Opinion
70717.
DECIDED SEPTEMBER 3, 1985.
Vehicular homicide, etc. Decatur Superior Court. Before Judge Cato.
Gilbert J. Murrah, for appellant.
J. Brown Moseley, District Attorney, William F. Riley, Jr., Assistant District Attorney, for appellee.
On July 1, 1984, the defendant was involved in a collision which resulted in injuries to one Cleista Everson. As a result of the collision, he was charged in the Mayor's Court of Bainbridge with the offenses of driving under the influence and failure to yield right-of-way. On July 2, 1984, he pled guilty to these charges, paying a fine of $395 for the former and a fine of $40 for the latter.

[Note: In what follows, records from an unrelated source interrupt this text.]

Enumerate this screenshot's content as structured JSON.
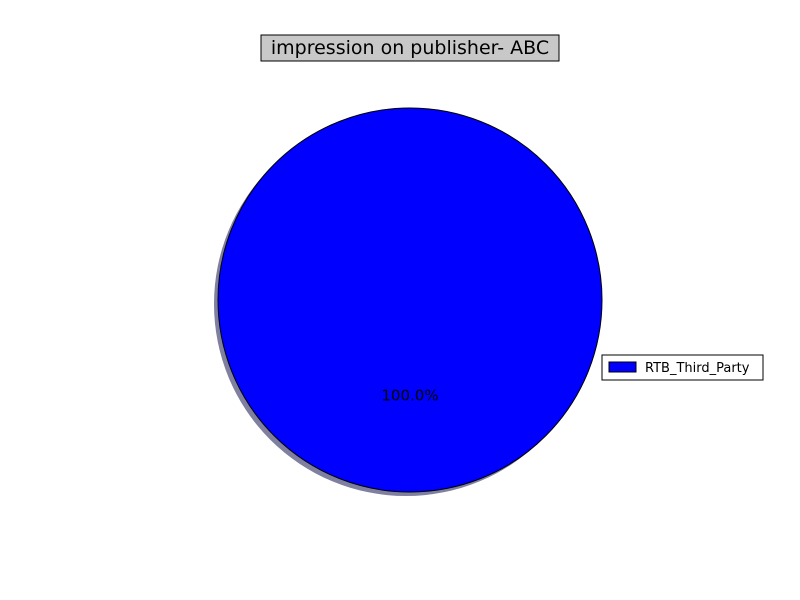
{
  "chart_data": {
    "type": "pie",
    "title": "impression on publisher- ABC",
    "slices": [
      {
        "label": "RTB_Third_Party",
        "value": 100.0,
        "percent_label": "100.0%",
        "color": "#0000ff"
      }
    ],
    "shadow": true,
    "legend_position": "right",
    "colors": {
      "title_box_fill": "#c8c8c8",
      "edge": "#000000",
      "shadow": "#7f7f9f"
    }
  }
}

On July 3, 1984, Mrs. Everson died; and in October of 1984, the defendant was indicted in the Superior Court of Decatur County for the offenses of homicide by vehicle and driving under the influence. He filed a plea in bar contending that he had already been tried for offenses arising from the same conduct and that a subsequent prosecution would violate his due process rights. The trial court granted the motion with respect to the driving under the influence count but denied the motion with respect to the vehicular homicide count. Following his trial and conviction on the latter count, the defendant filed this appeal. Held:
1. OCGA § 16-1-7 (b) requires that "[i]f the several crimes arising from the same conduct are known to the proper prosecuting officer at the time of commencing the prosecution . . . they must be prosecuted in a single prosecution . . ." (Emphasis supplied.) Under OCGA § 16-1-8 (b), "[a] prosecution is barred if the accused was formerly prosecuted for a different crime, or for the same crime based upon different facts, if such former prosecution . . . was for a crime which involves the same conduct, unless . . . the crime was not consummated when the former trial began . . ." (Emphasis supplied.) We hold, pursuant to the language of these statutes, that the prosecution for vehicular homicide was not barred by the mayor's court proceedings because the victim had not died at the time of those proceedings, and the crime was therefore not complete. Accord Lowe v. State, 240 Ga. 767 ( 242 S.E.2d 582) (1978). Because the offense of driving under the influence may be considered a lesser included offense of vehicular homicide under the circumstances of this case, that conviction is subject to being set aside in an appropriate proceeding. See Lowe v. State, supra; Keener v. State, 238 Ga. 7 ( 230 S.E.2d 846) (1976).
2. The defendant's reliance upon the U.S. Supreme Court decisions in Thigpen v. Roberts, 468 U.S. ___ ( 104 SC 521, 82 L.Ed.2d 23) (1984), and Blackledge v. Perry, 417 U.S. 21 (94 SC 2098, 40 L.Ed.2d 628) (1974), in support of his due process claim is misplaced. In each of those cases, the subsequent felony trial was for the identical occurrence which had previously been treated as a misdemeanor. Neither involved a situation where the subsequent felony prosecution was for an entirely different crime, for which the defendant could not have been prosecuted at the time of the disposition of the misdemeanor charges. Also, in each of those cases, the felony trial followed the defendant's appeal of the misdemeanor conviction, giving rise to a presumption of prosecutorial vindictiveness.
Judgment affirmed. McMurray, P. J., and Benham, J., concur.